Crooked Letter, Crooked Letter- Tom Franklin (2011)

This is a book which passed me by until I saw it recommended by US author Attica Locke as an example of Southern Gothic claiming it to be “everything Southern Noir should be”.  It also won the UK Crime Writers’ Association Golden Dagger Award in 2011 given for the best novel of the year.  I was also a little fascinated to discover that an author who received such fulsome praise for this, his third novel, (there was also a short story collection in 1999) has only produced one book in collaboration with his poet wife in the decade since.  I don’t know why this is.

My initial impression was that it was a very dense novel and despite the prestigious British award I found it as a British reader to be a bit of a struggle to find points of common ground in terms of cultural references, characterisation and attitudes.  In a quiet Mississippi town, there’s a continual macho undercurrent of violence and a real love of guns.  As the plot builds I did find myself enjoying it more.

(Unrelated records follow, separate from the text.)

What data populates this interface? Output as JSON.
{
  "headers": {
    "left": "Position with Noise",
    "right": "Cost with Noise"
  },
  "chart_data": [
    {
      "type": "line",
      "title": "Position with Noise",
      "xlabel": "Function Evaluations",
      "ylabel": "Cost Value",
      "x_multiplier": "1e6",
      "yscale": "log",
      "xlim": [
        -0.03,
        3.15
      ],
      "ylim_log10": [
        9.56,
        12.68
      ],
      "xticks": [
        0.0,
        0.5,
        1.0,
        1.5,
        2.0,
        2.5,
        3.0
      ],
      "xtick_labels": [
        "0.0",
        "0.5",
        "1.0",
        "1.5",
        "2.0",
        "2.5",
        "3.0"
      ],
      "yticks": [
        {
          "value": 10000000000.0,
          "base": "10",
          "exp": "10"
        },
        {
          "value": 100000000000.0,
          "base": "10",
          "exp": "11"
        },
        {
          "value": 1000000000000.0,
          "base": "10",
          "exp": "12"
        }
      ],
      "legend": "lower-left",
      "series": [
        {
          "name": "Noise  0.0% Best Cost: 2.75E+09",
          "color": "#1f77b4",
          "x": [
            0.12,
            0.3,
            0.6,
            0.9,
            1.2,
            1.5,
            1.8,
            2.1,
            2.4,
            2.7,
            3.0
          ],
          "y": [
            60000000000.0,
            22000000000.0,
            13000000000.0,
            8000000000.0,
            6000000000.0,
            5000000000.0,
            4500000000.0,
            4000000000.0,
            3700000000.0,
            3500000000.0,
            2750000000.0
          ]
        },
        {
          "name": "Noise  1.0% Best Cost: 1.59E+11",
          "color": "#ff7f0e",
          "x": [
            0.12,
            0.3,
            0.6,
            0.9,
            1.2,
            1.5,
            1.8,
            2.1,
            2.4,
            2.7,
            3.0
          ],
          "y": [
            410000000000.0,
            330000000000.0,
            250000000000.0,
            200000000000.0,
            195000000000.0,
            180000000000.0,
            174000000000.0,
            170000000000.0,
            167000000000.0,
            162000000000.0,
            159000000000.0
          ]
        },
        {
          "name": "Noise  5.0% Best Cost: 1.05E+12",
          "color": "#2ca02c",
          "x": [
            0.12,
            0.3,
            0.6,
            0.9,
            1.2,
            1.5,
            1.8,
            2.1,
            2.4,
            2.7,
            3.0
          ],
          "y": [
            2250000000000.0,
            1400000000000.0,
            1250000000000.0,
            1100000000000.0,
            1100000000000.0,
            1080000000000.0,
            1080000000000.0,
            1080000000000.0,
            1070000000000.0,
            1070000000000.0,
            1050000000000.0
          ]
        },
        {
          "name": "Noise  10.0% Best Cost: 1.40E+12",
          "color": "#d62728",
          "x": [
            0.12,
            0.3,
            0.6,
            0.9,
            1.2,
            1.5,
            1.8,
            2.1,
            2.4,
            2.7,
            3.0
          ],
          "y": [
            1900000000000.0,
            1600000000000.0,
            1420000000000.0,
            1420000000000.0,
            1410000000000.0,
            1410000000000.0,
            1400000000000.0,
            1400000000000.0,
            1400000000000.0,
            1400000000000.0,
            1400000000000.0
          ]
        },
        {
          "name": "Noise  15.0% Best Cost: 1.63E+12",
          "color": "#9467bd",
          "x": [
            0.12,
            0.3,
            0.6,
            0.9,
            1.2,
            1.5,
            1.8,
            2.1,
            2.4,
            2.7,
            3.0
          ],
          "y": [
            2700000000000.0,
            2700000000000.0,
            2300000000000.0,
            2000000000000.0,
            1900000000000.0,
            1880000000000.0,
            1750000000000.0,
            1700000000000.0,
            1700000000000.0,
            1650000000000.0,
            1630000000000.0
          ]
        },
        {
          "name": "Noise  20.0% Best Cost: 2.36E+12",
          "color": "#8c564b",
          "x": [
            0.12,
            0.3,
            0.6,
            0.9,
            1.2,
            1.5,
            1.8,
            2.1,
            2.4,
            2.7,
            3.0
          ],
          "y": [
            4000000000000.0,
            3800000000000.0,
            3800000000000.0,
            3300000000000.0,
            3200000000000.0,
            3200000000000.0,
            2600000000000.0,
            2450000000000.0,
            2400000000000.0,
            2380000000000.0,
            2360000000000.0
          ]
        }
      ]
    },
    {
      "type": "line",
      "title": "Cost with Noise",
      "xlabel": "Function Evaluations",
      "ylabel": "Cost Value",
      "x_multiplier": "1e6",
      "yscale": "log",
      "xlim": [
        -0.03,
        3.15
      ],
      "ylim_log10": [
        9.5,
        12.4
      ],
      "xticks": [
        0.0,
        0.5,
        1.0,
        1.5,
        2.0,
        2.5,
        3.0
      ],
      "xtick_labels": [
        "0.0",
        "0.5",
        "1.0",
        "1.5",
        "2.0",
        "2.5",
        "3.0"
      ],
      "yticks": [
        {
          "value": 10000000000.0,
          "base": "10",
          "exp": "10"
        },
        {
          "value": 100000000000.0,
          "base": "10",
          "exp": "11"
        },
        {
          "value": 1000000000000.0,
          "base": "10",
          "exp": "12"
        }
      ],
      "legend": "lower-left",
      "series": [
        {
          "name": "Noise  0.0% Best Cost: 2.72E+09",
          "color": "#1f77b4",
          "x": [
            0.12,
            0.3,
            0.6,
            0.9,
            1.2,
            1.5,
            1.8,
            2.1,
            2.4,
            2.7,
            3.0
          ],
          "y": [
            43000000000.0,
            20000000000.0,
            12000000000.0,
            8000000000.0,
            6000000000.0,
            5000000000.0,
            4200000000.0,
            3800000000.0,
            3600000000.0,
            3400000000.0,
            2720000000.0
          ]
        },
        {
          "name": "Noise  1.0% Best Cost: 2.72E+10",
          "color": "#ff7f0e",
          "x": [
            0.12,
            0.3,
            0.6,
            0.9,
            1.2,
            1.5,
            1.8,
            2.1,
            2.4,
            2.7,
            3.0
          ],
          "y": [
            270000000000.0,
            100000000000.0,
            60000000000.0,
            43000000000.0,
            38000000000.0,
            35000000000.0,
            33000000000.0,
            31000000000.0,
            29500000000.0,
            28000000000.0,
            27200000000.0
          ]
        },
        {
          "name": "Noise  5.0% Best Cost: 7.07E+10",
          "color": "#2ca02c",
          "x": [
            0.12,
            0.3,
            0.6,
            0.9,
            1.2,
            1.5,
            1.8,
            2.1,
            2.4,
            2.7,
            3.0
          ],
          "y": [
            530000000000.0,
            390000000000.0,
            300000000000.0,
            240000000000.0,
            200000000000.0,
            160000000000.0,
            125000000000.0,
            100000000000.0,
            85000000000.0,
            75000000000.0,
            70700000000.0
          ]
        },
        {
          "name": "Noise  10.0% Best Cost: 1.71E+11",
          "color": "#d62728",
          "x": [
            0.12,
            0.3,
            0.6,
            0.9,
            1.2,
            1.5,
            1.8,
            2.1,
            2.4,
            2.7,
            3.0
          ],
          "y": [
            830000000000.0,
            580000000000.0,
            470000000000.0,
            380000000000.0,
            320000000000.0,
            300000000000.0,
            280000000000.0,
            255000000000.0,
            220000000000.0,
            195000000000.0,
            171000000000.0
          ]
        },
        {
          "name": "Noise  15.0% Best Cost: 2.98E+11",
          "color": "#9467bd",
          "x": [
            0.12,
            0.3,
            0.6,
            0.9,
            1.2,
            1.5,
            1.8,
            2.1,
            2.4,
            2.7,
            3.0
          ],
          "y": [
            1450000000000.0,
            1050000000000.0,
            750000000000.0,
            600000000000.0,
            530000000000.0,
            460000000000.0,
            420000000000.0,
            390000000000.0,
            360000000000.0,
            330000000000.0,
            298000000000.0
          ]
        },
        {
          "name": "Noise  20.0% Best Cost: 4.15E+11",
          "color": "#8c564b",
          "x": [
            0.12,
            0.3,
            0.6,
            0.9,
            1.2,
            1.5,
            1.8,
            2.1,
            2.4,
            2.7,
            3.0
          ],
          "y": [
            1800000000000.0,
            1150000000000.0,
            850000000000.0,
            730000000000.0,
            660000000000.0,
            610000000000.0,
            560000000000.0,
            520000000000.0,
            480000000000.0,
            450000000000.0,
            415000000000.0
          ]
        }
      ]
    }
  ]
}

Is history repeating itself when a teenage girl disappears?  The main suspect is a man who close to twenty years before was implicated when another girl vanished without trace.  His life since has been made a misery by the locals but he has stuck it out, alone and vulnerable now his mother is in a home with dementia.  A Black cop, Silas, known as 32 because of his baseball shirt number when he played back in the day, has returned to the area and discovers an ex-team mate, latterly a drug-pusher, dead in a swamp.  A violent attack on the town scapegoat follows.

Much has been concealed from the past which may have some influence in the present crime-wave.  There’s a lot of hostility in the town tied up in past and present responses to the two main characters.

I enjoyed this book.  It’s technically very strong and tightly written.  Unlike most crime novels the tension comes out not in the situations but with the characters’ relationships with one another which gives this depth and emotional resonance.

Crooked Letter, Crooked Letter was published in the UK in 2011.  I read the Pan paperback edition

Girl In The Walls -A J Gnuse (4th Estate 2021)

This debut is an unusual and highly effective thriller.  There’s been good buzz about it pre-publication.  This was one of the titles I highlighted to watch out for in my Looking Back Looking Forward post.  We were promised a Gothic spooky house novel with comparisons made to Shirley Jackson.  I’m not sure I am on board with the comparison although it was this which attracted me to the title.  It is, however, highly enjoyable with a more original feel than the comparison might suggest.

Set in 2005 (judging by songs mentioned playing on the radio) just south of New Orleans, main character 11 year old Elise, having lost both her parents in an accident, escapes from her foster carers to return to a house her family formerly lived in now owned by the Mason family with two teenage boys.  There, unbeknownst to them she resides in the house, within gaps between walls, in hidden chutes and in the attic emerging when the family are not around or otherwise occupied.  This is working chillingly well until a younger boy turns up unannounced at the house and the teenagers in the family begin to have suspicions about the things going bump in the night.

I found the premise fascinating but did struggle with the geography of the house which would allow such a thing to be possible.  The tension is cranked up incredibly well when the boys begin to act on their suspicions and then environmental factors, particular to the region, begin to play a part.

As I was reading it I was aware of an easy option Texan author Gnuse could have taken and I was hoping he wouldn’t (he doesn’t) which means the story-telling is satisfactory throughout.  There are lots of unusual touches, including Elise’s fondness for Norse mythology and the characters of the neighbourhood boy and Eddie, the younger of the teenagers both give the novel a quirky feel (as does one character I don’t even want to talk about here in the interest of not revealing too much plot).  I was pulled in to the story, rather like Elise being pulled into the walls, found some section breath-takingly tense and all in all this ends up a quality commercial thriller with good literary touches which could also work splendidly as a TV or film adaptation.

Girl In The Walls will be published by 4th Estate in the UK on 18th March 2021.  Many thanks to the publishers and Netgalley for the advance review copy.